Everyone once in a while, a film will come along that makes the audience incredibly jealous. These movies stem from a genre that I would call the “beautiful house I’ll never be able to own” movie. Essentially, the success of these movies depends upon whether or not the audience would give up their lives if only to inhabit these worlds for a few hours
With the help of set decorators and art directors, these films have the unique ability to transport the audience from their mundane, daily lives to luxurious locations they’ve never been before. For just $14.00, audiences are able to visit the villas of Italy, the french châteaus of France, and the mansions of Hollywood. There have been many movies that highlight exotic landscapes and extravagant houses, but as the years progress, only a few remain embedded within our minds. Below are 10 of the most extravagant movie houses in which we all dream to live.

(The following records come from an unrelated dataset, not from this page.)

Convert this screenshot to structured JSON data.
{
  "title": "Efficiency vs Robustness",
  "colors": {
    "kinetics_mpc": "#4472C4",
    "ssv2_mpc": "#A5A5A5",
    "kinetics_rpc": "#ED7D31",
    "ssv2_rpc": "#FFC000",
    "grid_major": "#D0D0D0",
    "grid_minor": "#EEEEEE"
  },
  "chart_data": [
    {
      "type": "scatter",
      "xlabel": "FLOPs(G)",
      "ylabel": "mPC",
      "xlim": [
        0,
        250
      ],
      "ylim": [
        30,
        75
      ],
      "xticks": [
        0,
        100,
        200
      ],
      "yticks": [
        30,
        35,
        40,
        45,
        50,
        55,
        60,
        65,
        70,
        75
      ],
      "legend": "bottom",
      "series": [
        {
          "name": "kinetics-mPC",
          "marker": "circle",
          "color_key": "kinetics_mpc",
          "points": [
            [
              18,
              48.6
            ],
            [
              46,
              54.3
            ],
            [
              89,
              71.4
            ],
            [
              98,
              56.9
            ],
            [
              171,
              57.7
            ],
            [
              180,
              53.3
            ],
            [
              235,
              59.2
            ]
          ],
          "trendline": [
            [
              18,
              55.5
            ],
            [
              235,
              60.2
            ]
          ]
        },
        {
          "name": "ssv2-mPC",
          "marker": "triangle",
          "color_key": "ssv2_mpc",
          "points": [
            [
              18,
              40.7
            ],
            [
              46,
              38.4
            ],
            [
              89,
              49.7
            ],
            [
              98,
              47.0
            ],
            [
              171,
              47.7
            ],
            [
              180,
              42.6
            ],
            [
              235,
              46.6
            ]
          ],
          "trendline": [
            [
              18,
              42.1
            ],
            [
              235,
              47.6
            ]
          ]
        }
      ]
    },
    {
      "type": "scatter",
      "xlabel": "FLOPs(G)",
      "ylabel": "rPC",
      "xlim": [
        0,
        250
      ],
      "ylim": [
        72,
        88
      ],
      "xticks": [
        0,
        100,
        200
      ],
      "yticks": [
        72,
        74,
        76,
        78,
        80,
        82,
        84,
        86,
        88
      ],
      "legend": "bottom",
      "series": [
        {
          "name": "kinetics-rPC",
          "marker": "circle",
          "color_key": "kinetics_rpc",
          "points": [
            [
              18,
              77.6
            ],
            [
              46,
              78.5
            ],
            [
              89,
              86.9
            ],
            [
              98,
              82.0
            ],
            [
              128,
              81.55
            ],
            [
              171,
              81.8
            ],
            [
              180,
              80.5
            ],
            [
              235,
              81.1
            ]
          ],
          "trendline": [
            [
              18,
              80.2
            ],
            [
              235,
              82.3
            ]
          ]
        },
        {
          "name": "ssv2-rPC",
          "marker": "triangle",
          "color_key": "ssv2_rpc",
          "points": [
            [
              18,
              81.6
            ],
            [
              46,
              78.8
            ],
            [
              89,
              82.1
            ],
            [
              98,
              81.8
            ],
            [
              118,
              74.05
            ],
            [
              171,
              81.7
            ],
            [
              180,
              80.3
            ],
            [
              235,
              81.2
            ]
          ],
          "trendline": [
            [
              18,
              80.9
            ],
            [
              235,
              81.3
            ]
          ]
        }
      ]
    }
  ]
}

10. Under the Tuscan Sun (2003)
No one remembers what happens to Diane Lane‘s character in Under the Tuscan Sun because we’re too busy marveling at this beautiful villa in the Tuscan town of Cortona. It’s a gorgeous creation surrounded by nature and located in the heart of a lively Italian neighborhood not yet ravaged by tourists. Moviegoers are able to live vicariously through Lane’s character for a few hours, but the villa is owned by Frances Mayes in real life.
9. North by Northwest (1959)
This Alfred Hitchcock classic is perhaps most remembered for this stylish house located in the California hills. With its cool, modern design and a view that is to die for, it’s no wonder that the house isn’t real. In fact, during the film’s production, architect Frank Lloyd Wright was hired to build the set piece strictly for the film, proving that some dreams can only come true in the movies.
8. Scarface (1983)
Scarface is another film that’s more remembered for the beautiful things featured in it than the movie itself. This mansion, in particular, is a work of art. Situated conveniently by the water, it’s hard to imagine a better place to live. Contrary to popular belief, it’s located in Santa Barbara instead of Miami, and if you have the means, you can read it for $30,000 a month. Just remember not to ask the owner to say hello to your little friend.
7. Out of Africa (1985)
“I had a farm in Africa at the foot of the Ngong Hills,” Meryl Streep‘s character narrates in the beginning of Out of Africa. Boy, was she being modest. This house is more than a farm–it’s a sanctuary. Based on the real-life farm author Isak Dinesen used to own, it’s now the Karen Blixen Museum (Dinesen’s pen name). In favor for preserving important cultural landmarks, but many people wish to have a farm in Africa at the foot of the Ngong Hills.
6. Spring, Summer, Fall, Winter…and Spring (2003)
Don’t let the size of this soothing floating monastery in South Korea fool you. It would be a dream to live in this peaceful world depicted in the beautiful Spring, Summer, Fall, Winter…Spring. The only problem is that the set was built on Jusan Pond specifically for the movie. The pond, too, is artificial, but it’s considered to be one of the most beautiful attractions is South Korea.
5. Melancholia (2011)
Not merely a house, this castle in Sweden adds to the grandeur and beauty of Melancholia, one of the best films in recent years. It’s know as the Tjoloholm Castle, and was built in the early 1900s in the province of Halland by architect Lars Israel Wahlmann. It may have made Kirsten Dunst‘s character depressed, but the rest of us would move there in a heartbeat.
4. Summer Hours (2008)
Summer Hours is a bittersweet French film about the memories that are made in a childhood home. Considering that this is the home in question, the memories must have been wonderful. This lovely French-style house is elevated by its serene surroundings. What a pleasure it must be to live in one of the most beautiful countries in the world completely immersed in nature.
3. Gosford Park (2001)
Before there was Downton Abbey, there was Gosford Park, Robert Altman’s brilliant comedy of manners. The film takes place in the fictional Gosford Park, an upscale English manor, where the servants live downstairs and the aristocrats live upstairs. In actuality, the residence is Wrotham Park, a neo-Palladian English country house that was designed by Isaac Ware in 1754 for Admiral Sir George Byng. The Byng family still lives there today.
2. Sleeper (1973)
This may be an easy choice, but what’s not to love about this futuristic looking pad from Woody Allen‘s science-fiction comedy Sleeper? This sculptured house was designed by Charles Deaton in 1963, and is currently a private residence in Golden, Colorado. It gets the award for coolest house we’re surprised even exists in real life.
1. Harry Potter (2001-2011)
As if there was any doubt, Hogwarts School of Witchcraft and Wizardry is the most extravagant movie house of all time. Who in their right mind wouldn’t want to go to wizard school, play quidditch, and have magical powers? The films that are based on J.K. Rowling‘s novels unlock our imagination, dare us to dream, and remind us of cinema’s potential to take us to places we’ve never been before. Hogwarts may be fictional, but it has become a fully formed reality in the collective dreams of audiences around the world.